One strength of the current study is that we controlled for many parameters of hyperglycemia. That is, our cases and controls were matched on a categorization of hyperglycemia etiology (i.e., T1DM vs T2DM), a parameter of hyperglycemia duration (i.e., diabetic window), and a measure of hyperglycemia severity (i.e., median HbA1c). Oxidative stress caused by glucose variability is also proposed as a mechanism of hyperglycemia toxicity, and in a recent study, bone cortical area was inversely associated with glycemic variability as measured by coefficient of glucose variation in patients with T1DM [55]. Recognizing that our matching did not account for glucose variability or glucose excursions, we included coefficient of glucose variation as a variable in our multivariate analysis. Coefficient of glucose variation was not strongly associated with osteoporosis or fracture in the current study, nor did the inclusion of coefficient of glucose variation in the multivariate analysis significantly affect the OR for osteoporosis or fragility fraction with hyponatremia. We do not suggest that our analysis refutes the putative role that glycemic variability contributes to fracture risk; rather, our results suggest that cases and controls were well matched on glycemic parameters and had similar glucose variability.

Another strength of this study is that we control for multiple confounders by including clinical factors associated with risk for osteoporosis and fragility fracture in the multivariate analysis. For example, thiazide diuretic was included in our analysis because it may decrease fracture risk by creating a positive calcium balance or increase fracture risk by causing postural hypotension or hyponatremia. Although hyponatremia was a significant risk factor for osteoporosis and fragility fracture, neither thiazide diuretic nor hypotension was statistically significant for either outcome in our analysis, which suggests that hypotension caused by thiazide diuretic was not a driver for increased risk for fracture in our population.

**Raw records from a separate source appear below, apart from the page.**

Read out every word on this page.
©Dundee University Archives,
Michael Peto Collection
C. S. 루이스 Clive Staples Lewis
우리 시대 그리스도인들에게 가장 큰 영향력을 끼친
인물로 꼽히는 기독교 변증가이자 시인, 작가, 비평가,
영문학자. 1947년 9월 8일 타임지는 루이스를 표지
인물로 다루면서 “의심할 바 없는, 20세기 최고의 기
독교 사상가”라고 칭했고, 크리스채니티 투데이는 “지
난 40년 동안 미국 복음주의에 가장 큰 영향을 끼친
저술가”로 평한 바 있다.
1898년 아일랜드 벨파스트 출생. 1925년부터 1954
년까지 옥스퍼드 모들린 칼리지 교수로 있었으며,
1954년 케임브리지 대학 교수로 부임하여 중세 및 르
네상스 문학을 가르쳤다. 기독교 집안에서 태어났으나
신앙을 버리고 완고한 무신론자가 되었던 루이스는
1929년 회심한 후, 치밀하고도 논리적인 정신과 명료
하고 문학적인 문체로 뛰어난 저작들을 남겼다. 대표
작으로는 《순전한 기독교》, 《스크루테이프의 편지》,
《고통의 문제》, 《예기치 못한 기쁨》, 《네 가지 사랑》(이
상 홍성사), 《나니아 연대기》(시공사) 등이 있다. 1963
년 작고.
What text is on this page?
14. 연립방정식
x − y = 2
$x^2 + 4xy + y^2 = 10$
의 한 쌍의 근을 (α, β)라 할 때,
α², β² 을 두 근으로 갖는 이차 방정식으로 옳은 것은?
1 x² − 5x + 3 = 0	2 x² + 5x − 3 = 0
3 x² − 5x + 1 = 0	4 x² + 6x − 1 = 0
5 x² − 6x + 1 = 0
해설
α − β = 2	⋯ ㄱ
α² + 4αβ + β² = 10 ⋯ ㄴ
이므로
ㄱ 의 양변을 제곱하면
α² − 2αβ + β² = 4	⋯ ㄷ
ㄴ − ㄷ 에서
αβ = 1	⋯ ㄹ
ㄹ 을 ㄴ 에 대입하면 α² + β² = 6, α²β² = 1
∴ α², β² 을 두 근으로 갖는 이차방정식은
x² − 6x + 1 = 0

Although our study is primarily hypothesis generating, there are potential clinical implications that derive from the results. First, they reaffirm that hyperglycemia-induced hyponatremia is a true hyponatremia caused by translocation of water from the intracellular to the extracellular fluid, not an artifactual pseudohyponatremia, which is a frequent misinterpretation [54]. Second, they challenge the prevailing concept that hyperglycemia-induced hyponatremia is of no clinical significance, because hyponatremia was associated with increased risk of osteoporosis and fractures independent of well-matched indices of glycemic control. When matched for glycemic indices, our data suggest that hyponatremia itself is the main driver of osteoporosis and fracture, and the overall effect of glucose on risk for osteoporosis or fragility fracture needs further investigation with controlled trials.